Indice dei Contenuti
- 1. Cos'è un Managed Service Provider (MSP)
- 2. Cosa Include un Contratto MSP: i 12 Servizi Tipici
- 3. I 4 Modelli di Pricing MSP
- 4. Quanto Costa un MSP nel 2026
- 5. Il ROI dell'MSP: Calcolo Concreto
- 6. Come Scegliere un MSP: 10 Criteri
- 7. Le 7 Red Flag da Evitare
- 8. MSP e NIS2: Come Ti Aiuta con la Compliance
- 9. Il Futuro degli MSP: AI, Automazione e Oltre
- 10. Domande Frequenti
1. Cos'è un Managed Service Provider (MSP)
Un Managed Service Provider è un'azienda specializzata nella gestione proattiva, continuativa e a canone fisso dell'infrastruttura IT dei propri clienti. Il termine "managed" è la chiave: non si tratta di interventi spot quando qualcosa si rompe, ma di una presa in carico completa della tua infrastruttura tecnologica — server, rete, postazioni, sicurezza, backup, cloud — con l'obiettivo di farla funzionare al meglio e prevenire i problemi prima che impattino il business.
L'analogia del medico di base vs il pronto soccorso
Pensa alla differenza tra avere un medico di base e andare al pronto soccorso. Il medico di base ti conosce, conosce la tua storia clinica, ti prescrive analisi periodiche, previene le malattie con i vaccini e interviene ai primi sintomi. Il pronto soccorso ti vede solo quando stai male, non conosce il tuo storico e deve ripartire da zero ogni volta. Un MSP è il medico di base della tua infrastruttura IT: ti conosce, ti monitora, previene i problemi. Il tecnico a chiamata è il pronto soccorso: costoso, lento e ti vede solo quando è già tardi.

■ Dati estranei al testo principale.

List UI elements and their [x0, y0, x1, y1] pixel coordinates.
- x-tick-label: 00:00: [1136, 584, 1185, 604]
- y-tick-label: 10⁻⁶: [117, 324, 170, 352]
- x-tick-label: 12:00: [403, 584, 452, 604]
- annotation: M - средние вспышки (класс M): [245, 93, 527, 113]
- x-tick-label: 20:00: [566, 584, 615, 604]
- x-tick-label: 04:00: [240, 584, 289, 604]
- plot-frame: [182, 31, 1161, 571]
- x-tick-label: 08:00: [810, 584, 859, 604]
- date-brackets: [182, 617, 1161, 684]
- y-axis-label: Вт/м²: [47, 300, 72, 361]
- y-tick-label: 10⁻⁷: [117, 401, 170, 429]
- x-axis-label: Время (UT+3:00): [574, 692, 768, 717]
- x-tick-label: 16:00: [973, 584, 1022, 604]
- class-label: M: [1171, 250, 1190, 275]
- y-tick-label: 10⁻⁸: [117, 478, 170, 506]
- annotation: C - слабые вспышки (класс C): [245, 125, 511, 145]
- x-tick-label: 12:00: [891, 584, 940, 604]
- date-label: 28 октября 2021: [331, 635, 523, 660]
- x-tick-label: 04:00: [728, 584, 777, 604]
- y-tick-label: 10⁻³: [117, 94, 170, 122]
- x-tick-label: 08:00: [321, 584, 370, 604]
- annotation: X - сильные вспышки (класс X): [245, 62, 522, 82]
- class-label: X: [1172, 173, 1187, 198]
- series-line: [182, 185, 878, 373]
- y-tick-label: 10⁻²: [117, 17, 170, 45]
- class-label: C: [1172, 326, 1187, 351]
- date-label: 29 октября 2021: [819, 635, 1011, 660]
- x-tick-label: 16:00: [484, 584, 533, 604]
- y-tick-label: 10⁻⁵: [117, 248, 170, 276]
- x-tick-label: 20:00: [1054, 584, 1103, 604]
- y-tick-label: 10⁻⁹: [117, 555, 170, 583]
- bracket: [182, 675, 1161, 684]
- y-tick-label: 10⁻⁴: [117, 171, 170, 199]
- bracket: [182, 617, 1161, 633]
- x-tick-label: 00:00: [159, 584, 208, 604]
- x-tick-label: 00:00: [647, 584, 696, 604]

MSP vs System Integrator vs Break-Fix vs Reseller
Il mercato IT è pieno di sigle e modelli di servizio. Ecco le differenze sostanziali:
| Modello | Approccio | Pricing | Ideale per |
|---|---|---|---|
| MSP | Proattivo, gestione continuativa | Canone mensile fisso | PMI che vogliono IT affidabile e prevedibile |
| System Integrator | Progetto, implementazione | A progetto / giornata | Grandi trasformazioni IT (ERP, data center) |
| Break-Fix | Reattivo, su chiamata | A ore / intervento | Micro-imprese con esigenze minime |
| Reseller / VAR | Vendita hardware/software | Margine sul prodotto | Acquisto di tecnologia senza gestione |
Per un approfondimento dettagliato sulle differenze tra modello MSP e assistenza tradizionale, leggi il nostro articolo MSP vs Break-Fix: Confronto Completo.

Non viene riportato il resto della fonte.